Thomas Sowell gave us the tools. He taught us to look not at what people say, but at what their policies do. He taught us that disparities are not crimes, that intentions are not outcomes, and that the true test of an idea is not how it feels, but whether it works.
We do not need new ideologies. We need the courage to reintroduce reality.
References
Dobbin, F., & Kalev, A. (2016). Why diversity programs fail. Harvard Business Review, 94(7-8), 52–60.
Flaherty, C. (2019). Diversity statements questioned. Inside Higher Ed. https://www.insidehighered.com/news/2019/10/08/some-say-diversity-statements-used-political-litmus-tests
Foundation for Individual Rights and Expression (FIRE). (2023). College Free Speech Rankings 2023. https://rankings.thefire.org
Mac Donald, H. (2020).
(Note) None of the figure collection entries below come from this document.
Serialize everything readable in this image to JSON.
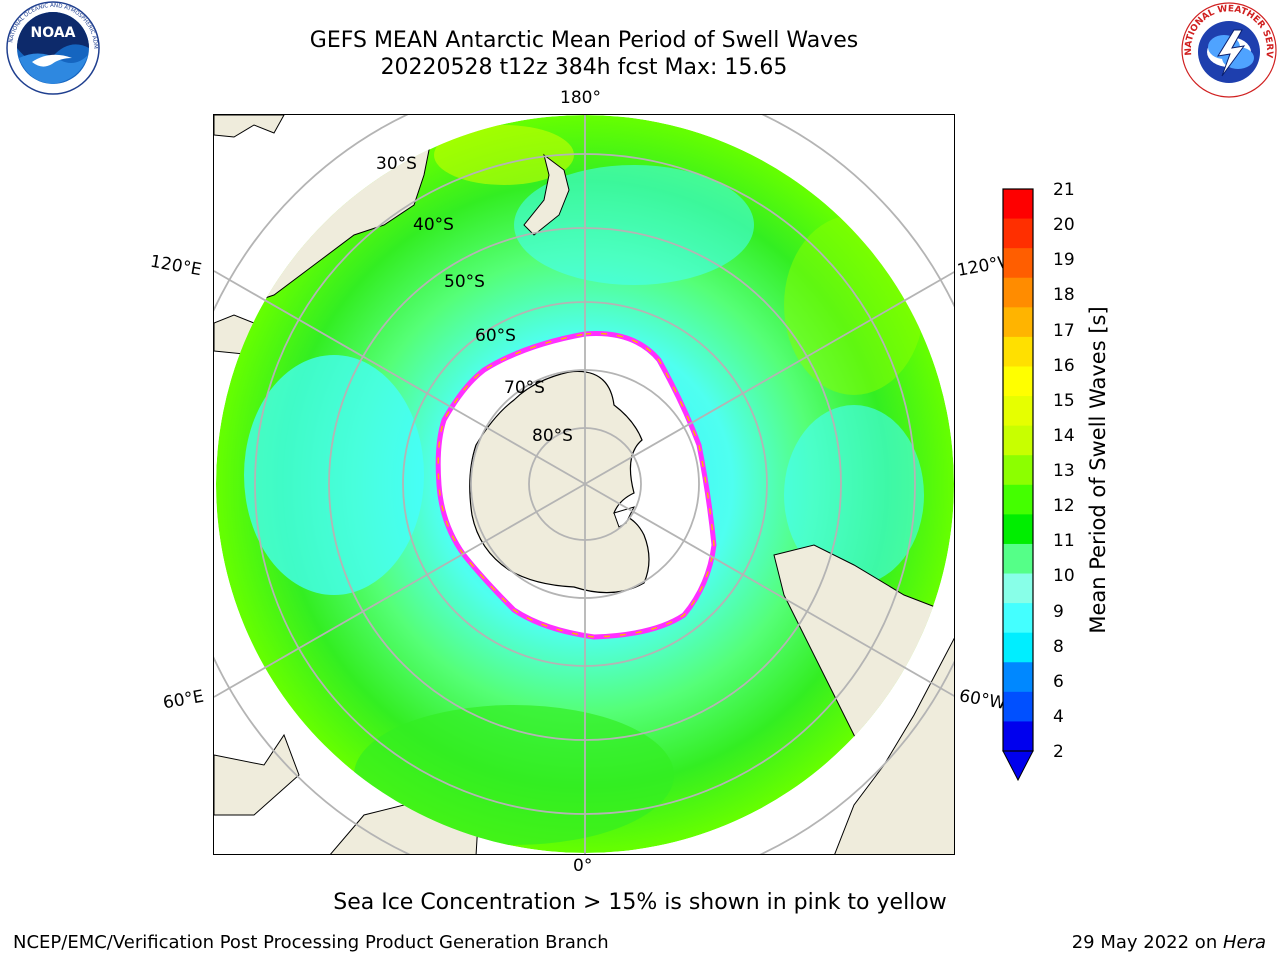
{
  "title": {
    "line1": "GEFS MEAN Antarctic Mean Period of Swell Waves",
    "line2": "20220528 t12z 384h fcst   Max: 15.65"
  },
  "logos": {
    "noaa": {
      "text": "NOAA",
      "icon": "noaa-logo-icon"
    },
    "nws": {
      "text": "NATIONAL WEATHER SERVICE",
      "icon": "nws-logo-icon"
    }
  },
  "map": {
    "projection": "south-polar-stereographic",
    "longitude_labels": {
      "top": "180°",
      "upper_left": "120°E",
      "upper_right": "120°W",
      "lower_left": "60°E",
      "lower_right": "60°W",
      "bottom": "0°"
    },
    "latitude_labels": [
      "30°S",
      "40°S",
      "50°S",
      "60°S",
      "70°S",
      "80°S"
    ],
    "colors": {
      "land": "#efecdc",
      "sea_ice": "#ffffff",
      "graticule": "#b4b4b4",
      "ice_edge": "#ff30ff"
    }
  },
  "colorbar": {
    "label": "Mean Period of Swell Waves [s]",
    "ticks": [
      "21",
      "20",
      "19",
      "18",
      "17",
      "16",
      "15",
      "14",
      "13",
      "12",
      "11",
      "10",
      "9",
      "8",
      "6",
      "4",
      "2"
    ],
    "colors": [
      "#fe0000",
      "#ff2f00",
      "#ff5e00",
      "#ff8c00",
      "#ffb400",
      "#ffe000",
      "#ffff00",
      "#e6ff00",
      "#c8ff00",
      "#8cff00",
      "#44ff00",
      "#00ee00",
      "#55ff88",
      "#88ffe8",
      "#44ffff",
      "#00eeff",
      "#0088ff",
      "#0050ff",
      "#0000ee"
    ]
  },
  "sea_ice_note": "Sea Ice Concentration > 15% is shown in pink to yellow",
  "footer": {
    "left": "NCEP/EMC/Verification Post Processing Product Generation Branch",
    "right_date": "29 May 2022 on ",
    "right_host": "Hera"
  }
}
The Diversity Delusion: How Race and Gender Pandering Corrupt the University and Undermine Our Culture. St. Martin’s Griffin.
Sowell, T. (1995). The Vision of the Anointed: Self-Congratulation as a Basis for Social Policy. Basic Books.
Sowell, T. (2018). Discrimination and Disparities. Basic Books.
Sowell, T. (2004). Affirmative Action Around the World: An Empirical Study. Yale University Press.
Diamond, R., McQuade, T., & Qian, F. (2019). The effects of rent control expansion on tenants, landlords, and inequality: Evidence from San Francisco. American Economic Review. 109(9), 3365–3394.